Frightening, then, to consider that AI may be poised to devour that very space. Where communication needs to be made to transform stark numbers into complex clinical recommendations, could AI replace the medical laboratory professional? If the data set is too narrow, it might be exceedingly difficult. But if the administration is not picky, if lower accuracy is accepted, the temptation to replace expensive people with cheap AI may be irresistible.

Dr. Plebani, discussing this possibility, asserts, “It is increasingly evident that laboratory data provide information of fundamental importance only if integrated in the context of appropriate request and interpreted on the basis of other clinical information, including the pre-test probability. It appears absurd to expect an AI tool to make a better interpretation of laboratory results than that made by a human, hopefully a well-trained physician, if the data provided are limited.”

Can an AI know the reference ranges of a test? The previous test results of the patient? The pre-analytical errors that may have occurred with the specimen? The competency status of the staff that performed the tests? The QC-status of the method that generated the result? The traceability of the method and the commutability of the controls? The acceptability of reagent lots and calibrators? The differences that might exist between instruments, methods, and laboratories? The most recent EQA/PT results? The most important and most recent publications governing the use and interpretation of the test?

Much of this can be known, may already be known and stored within informatics in the laboratory, and the challenge is only getting a ChatGPT to “learn” all this data. For novel testing, where there is less known about a method and its interpretation, that may be a bridge too far for AI. Humans might still be needed in those areas where interpretation is gray and complex, at least until such time as enough data exists for the AI to learn. If key data is left out, such as the quality of the method, the AI will have errors and blind spots baked into its recommendations. Whether those errors are acceptable is up to us.

Establishing standards of performance for AI in laboratory medicine is a first step, one that laboratory professionals are well-suited for.

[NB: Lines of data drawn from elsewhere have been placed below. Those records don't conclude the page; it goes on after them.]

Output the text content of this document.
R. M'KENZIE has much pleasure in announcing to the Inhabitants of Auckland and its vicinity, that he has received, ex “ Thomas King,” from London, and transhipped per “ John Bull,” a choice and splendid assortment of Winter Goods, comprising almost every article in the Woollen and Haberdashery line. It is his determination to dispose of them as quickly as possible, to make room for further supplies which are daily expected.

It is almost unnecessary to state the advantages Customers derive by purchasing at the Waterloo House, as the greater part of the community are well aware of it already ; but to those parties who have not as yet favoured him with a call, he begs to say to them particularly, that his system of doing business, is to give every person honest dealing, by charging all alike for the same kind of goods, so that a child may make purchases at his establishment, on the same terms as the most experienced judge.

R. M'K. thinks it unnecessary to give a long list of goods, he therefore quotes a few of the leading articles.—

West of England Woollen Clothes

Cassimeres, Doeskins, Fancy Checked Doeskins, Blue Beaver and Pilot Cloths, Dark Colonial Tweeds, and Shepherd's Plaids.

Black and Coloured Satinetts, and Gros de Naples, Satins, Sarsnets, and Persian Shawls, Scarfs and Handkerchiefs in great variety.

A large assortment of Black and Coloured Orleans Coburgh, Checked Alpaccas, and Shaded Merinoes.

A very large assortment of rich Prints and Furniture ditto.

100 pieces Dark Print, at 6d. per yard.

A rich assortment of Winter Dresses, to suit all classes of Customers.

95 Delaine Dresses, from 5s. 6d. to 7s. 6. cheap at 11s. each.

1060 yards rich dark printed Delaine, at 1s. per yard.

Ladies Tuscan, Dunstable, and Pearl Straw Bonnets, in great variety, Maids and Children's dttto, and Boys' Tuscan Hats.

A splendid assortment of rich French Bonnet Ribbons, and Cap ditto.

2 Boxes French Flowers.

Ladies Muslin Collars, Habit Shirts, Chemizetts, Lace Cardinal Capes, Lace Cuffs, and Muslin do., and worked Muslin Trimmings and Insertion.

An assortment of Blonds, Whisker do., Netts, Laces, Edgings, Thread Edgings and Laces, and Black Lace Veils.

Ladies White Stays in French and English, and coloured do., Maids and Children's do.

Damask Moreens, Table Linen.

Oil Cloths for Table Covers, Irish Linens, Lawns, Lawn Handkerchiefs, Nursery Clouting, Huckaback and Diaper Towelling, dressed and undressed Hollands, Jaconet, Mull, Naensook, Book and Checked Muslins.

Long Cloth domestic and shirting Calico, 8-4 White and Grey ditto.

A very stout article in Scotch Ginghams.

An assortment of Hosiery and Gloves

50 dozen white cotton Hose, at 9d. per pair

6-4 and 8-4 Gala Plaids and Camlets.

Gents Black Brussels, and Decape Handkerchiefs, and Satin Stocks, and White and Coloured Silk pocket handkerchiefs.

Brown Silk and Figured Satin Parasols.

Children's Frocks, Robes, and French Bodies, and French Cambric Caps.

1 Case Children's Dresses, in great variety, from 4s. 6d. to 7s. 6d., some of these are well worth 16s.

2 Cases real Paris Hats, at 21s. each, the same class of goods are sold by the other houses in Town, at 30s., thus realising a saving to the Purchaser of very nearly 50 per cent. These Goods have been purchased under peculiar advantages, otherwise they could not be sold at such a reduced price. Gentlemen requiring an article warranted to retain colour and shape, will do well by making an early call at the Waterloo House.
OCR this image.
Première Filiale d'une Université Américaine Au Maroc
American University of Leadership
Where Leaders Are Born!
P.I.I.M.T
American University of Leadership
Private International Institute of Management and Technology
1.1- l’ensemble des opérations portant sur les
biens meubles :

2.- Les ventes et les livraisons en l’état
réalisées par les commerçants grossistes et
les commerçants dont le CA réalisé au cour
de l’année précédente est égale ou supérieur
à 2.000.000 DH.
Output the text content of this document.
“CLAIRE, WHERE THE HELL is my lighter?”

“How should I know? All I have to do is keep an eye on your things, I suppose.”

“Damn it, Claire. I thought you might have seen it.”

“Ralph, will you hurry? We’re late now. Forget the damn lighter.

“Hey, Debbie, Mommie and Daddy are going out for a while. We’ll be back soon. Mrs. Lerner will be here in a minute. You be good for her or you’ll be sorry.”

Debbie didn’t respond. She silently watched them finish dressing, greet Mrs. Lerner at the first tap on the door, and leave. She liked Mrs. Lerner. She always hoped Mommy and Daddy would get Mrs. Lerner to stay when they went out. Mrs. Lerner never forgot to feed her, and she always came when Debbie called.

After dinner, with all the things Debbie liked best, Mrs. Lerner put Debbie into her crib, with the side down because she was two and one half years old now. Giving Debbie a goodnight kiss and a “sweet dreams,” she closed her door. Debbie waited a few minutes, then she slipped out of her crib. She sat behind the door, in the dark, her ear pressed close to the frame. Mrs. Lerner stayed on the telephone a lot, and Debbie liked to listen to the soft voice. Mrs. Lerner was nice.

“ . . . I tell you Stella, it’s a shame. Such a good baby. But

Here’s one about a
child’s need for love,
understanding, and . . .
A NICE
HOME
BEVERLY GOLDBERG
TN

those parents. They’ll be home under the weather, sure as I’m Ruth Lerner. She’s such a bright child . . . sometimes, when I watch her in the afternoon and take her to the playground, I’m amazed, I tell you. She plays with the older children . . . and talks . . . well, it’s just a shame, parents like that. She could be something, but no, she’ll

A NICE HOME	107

If AI cannot author a scientific paper, because it cannot be held accountable, what does that say about interpretation and diagnosis? Should we demand that a human always serve as the confirmatory or secondary opinion to anything generated by AI?

The laboratory experience with automation may be instructive. We may soon find ourselves playing a duet with AI, our part growing smaller and smaller over time, until we rest, yielding to an infinite solo.